Glasgow supporters have been urged to keep the faith ahead of the Guinness Pro14 new season and been assured that they have a squad strong enough to be once again competing come the business end of the season.
That’s the view of assistant coach Kenny Murray as he responded to some grumblings on social media and forums from the Scotstoun faithful.
The addition of only two new signings, the loss of playmaking linchpin Finn Russell to French side Racing 92 and the limp end to the last campaign allied to a curate’s egg of a pre-season has sparked concerns that the 2015 Pro12 champions could be in for a tricky time. Murray, however, insisted that supporters need to look at the bigger picture.
“People forget that last year we had to re-sign a lot of players,” he said. “Those were not young players coming through, it’s international British and Irish Lion type players we’re talking about. So we kept a lot of players on last year and have got a strong squad.
“This year was more about topping it up a little bit. Henry [Pyrgos] going to Edinburgh meant we had a space to bring in another nine for the international windows. I think [Nick] Frisby has been good in the first two games, so we’re comfortable with the squad.
“We just need to be fortunate with injuries. Last year we got a few in the same positions and were a bit frail in those areas.”
Glasgow got off to a storming start in head coach Dave Rennie’s first year and ended the regular season unbeaten at home and top of Conference A. There was a distinct drop off, however, and disappointing showing in the Scotstoun semi-final defeat by Scarlets.
“We take a lot of that Scarlets game and the build up to the end of last season,” said Murray. “Sometimes when you get to that position, in the play-offs, so early in the season, do players take their foot off the gas? Do players lose focus? We just need to make sure that if we get into that play-off position again we maintain that quality of performance we need.”
As Glasgow prepare to travel to Connacht for Saturday’s opener in Galway, Murray rejects the idea that having things too easy early on lulled Glasgow into that late-season slip. “We had tough games [early],” countered Murray. “We had Connacht away first last season too and it is a tough start. We want to win games and get off to a good start.
“We were challenged in games last season, we weren’t winning by 50 points every week. We got ourselves in a good position, now it’s about how we maintain that during international windows, which I think we did better last year, winning away at Ospreys with a young team for example.
“But when we go into that final run of games we’ve got to hit those performance levels. We’ve looked at it and where we need to improve.”
Glasgow’s pre-season results provide a difficult gauge after they whacked a lacklustre Harlequins at Perth before suffering a bit of hiding themselves, 41-15, at Northampton. Back-rower Adam Ashe came off the bench at Franklin’s Gardens after recovering from an ankle injury and believes it was a valuable wake-up call.
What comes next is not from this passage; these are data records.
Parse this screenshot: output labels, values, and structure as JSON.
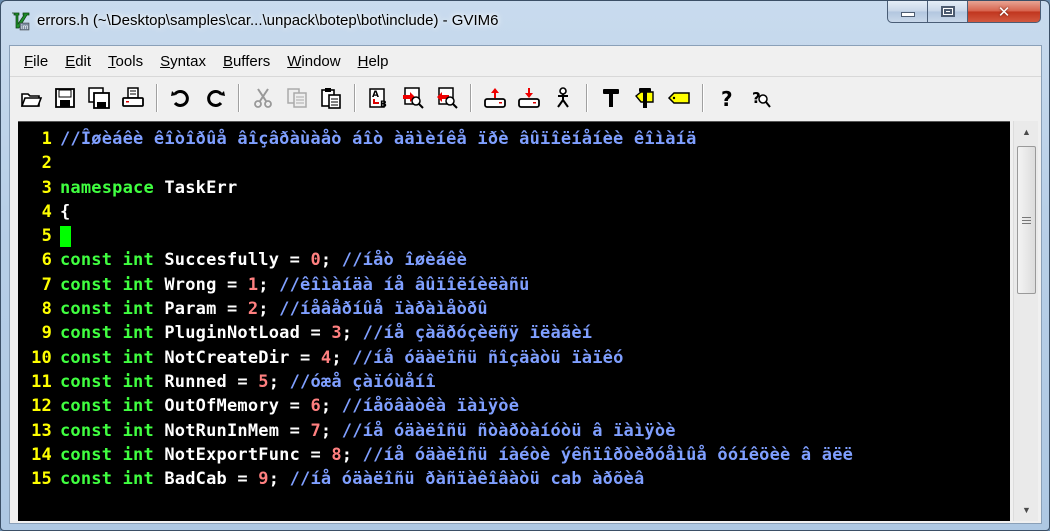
{
  "window": {
    "title": "errors.h (~\\Desktop\\samples\\car...\\unpack\\botep\\bot\\include) - GVIM6",
    "app_icon": "vim-icon",
    "caption_buttons": {
      "minimize": "minimize-icon",
      "maximize": "maximize-icon",
      "close": "✕"
    }
  },
  "menubar": {
    "items": [
      {
        "label": "File",
        "accel": "F",
        "rest": "ile"
      },
      {
        "label": "Edit",
        "accel": "E",
        "rest": "dit"
      },
      {
        "label": "Tools",
        "accel": "T",
        "rest": "ools"
      },
      {
        "label": "Syntax",
        "accel": "S",
        "rest": "yntax"
      },
      {
        "label": "Buffers",
        "accel": "B",
        "rest": "uffers"
      },
      {
        "label": "Window",
        "accel": "W",
        "rest": "indow"
      },
      {
        "label": "Help",
        "accel": "H",
        "rest": "elp"
      }
    ]
  },
  "toolbar": {
    "groups": [
      [
        "open-icon",
        "save-icon",
        "save-all-icon",
        "print-icon"
      ],
      [
        "undo-icon",
        "redo-icon"
      ],
      [
        "cut-icon",
        "copy-icon",
        "paste-icon"
      ],
      [
        "replace-icon",
        "find-next-icon",
        "find-prev-icon"
      ],
      [
        "load-session-icon",
        "save-session-icon",
        "run-script-icon"
      ],
      [
        "make-icon",
        "build-tags-icon",
        "jump-tag-icon"
      ],
      [
        "help-icon",
        "find-help-icon"
      ]
    ]
  },
  "editor": {
    "colors": {
      "background": "#000000",
      "line_number": "#ffff00",
      "keyword": "#40ff40",
      "identifier": "#ffffff",
      "number": "#ff8080",
      "comment": "#7f9fff",
      "cursor": "#00ff00"
    },
    "lines": [
      {
        "n": "1",
        "kw": "",
        "name": "",
        "value": "",
        "comment": "//Îøèáêè êîòîðûå âîçâðàùàåò áîò àäìèíêå ïðè âûïîëíåíèè êîìàíä"
      },
      {
        "n": "2",
        "kw": "",
        "name": "",
        "value": "",
        "comment": ""
      },
      {
        "n": "3",
        "kw": "namespace",
        "name": "TaskErr",
        "value": "",
        "comment": ""
      },
      {
        "n": "4",
        "kw": "",
        "name": "{",
        "value": "",
        "comment": ""
      },
      {
        "n": "5",
        "kw": "",
        "name": "",
        "value": "",
        "comment": "",
        "cursor": true
      },
      {
        "n": "6",
        "kw": "const int",
        "name": "Succesfully",
        "value": "0",
        "comment": "//íåò îøèáêè"
      },
      {
        "n": "7",
        "kw": "const int",
        "name": "Wrong",
        "value": "1",
        "comment": "//êîìàíäà íå âûïîëíèëàñü"
      },
      {
        "n": "8",
        "kw": "const int",
        "name": "Param",
        "value": "2",
        "comment": "//íåâåðíûå ïàðàìåòðû"
      },
      {
        "n": "9",
        "kw": "const int",
        "name": "PluginNotLoad",
        "value": "3",
        "comment": "//íå çàãðóçèëñÿ ïëàãèí"
      },
      {
        "n": "10",
        "kw": "const int",
        "name": "NotCreateDir",
        "value": "4",
        "comment": "//íå óäàëîñü ñîçäàòü ïàïêó"
      },
      {
        "n": "11",
        "kw": "const int",
        "name": "Runned",
        "value": "5",
        "comment": "//óæå çàïóùåíî"
      },
      {
        "n": "12",
        "kw": "const int",
        "name": "OutOfMemory",
        "value": "6",
        "comment": "//íåõâàòêà ïàìÿòè"
      },
      {
        "n": "13",
        "kw": "const int",
        "name": "NotRunInMem",
        "value": "7",
        "comment": "//íå óäàëîñü ñòàðòàíóòü â ïàìÿòè"
      },
      {
        "n": "14",
        "kw": "const int",
        "name": "NotExportFunc",
        "value": "8",
        "comment": "//íå óäàëîñü íàéòè ýêñïîðòèðóåìûå ôóíêöèè â äëë"
      },
      {
        "n": "15",
        "kw": "const int",
        "name": "BadCab",
        "value": "9",
        "comment": "//íå óäàëîñü ðàñïàêîâàòü cab àðõèâ"
      }
    ]
  },
  "scrollbar": {
    "up": "▲",
    "down": "▼",
    "position_fraction": 0.0,
    "visible_fraction": 0.4
  }
}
“It was a tough game. I think we were probably beaten up physically and in some ways it’s going to be a good lesson for us to learn at this point in the season,” said the 25-year-old.
“We’re not as big a team as some of these bigger teams, so in order for us to get it right we need to get the detail right. That’s something that was really emphasised last weekend. We definitely believe within the group we have that we’ve got enough there to beat these teams, but if we don’t get the detail right we don’t have the size and that wasn’t there at the weekend.”
While such comments may set off more alarm bells among those jittery Warriors fans, Ashe insisted the Glasgow pack won’t be shying away from the physical battles ahead.
“We’ve shown that we can out-muscle these big teams,” he said. “It’s certainly something moving forward that we’re really looking at and wanting to work on but with the group we’ve got there we’ve got the players who can do that. We’ve spoken about it this week and as a group we believe that, so that’s certainly going to be the aim.
“You can’t win a game of rugby nowadays without being physical, so first and foremost that has to be in place, but something Dave’s really tried with the tight five and the forwards in general is to add that ball-playing ability to our game. I think we saw parts of that last year and hopefully there’s more to come.”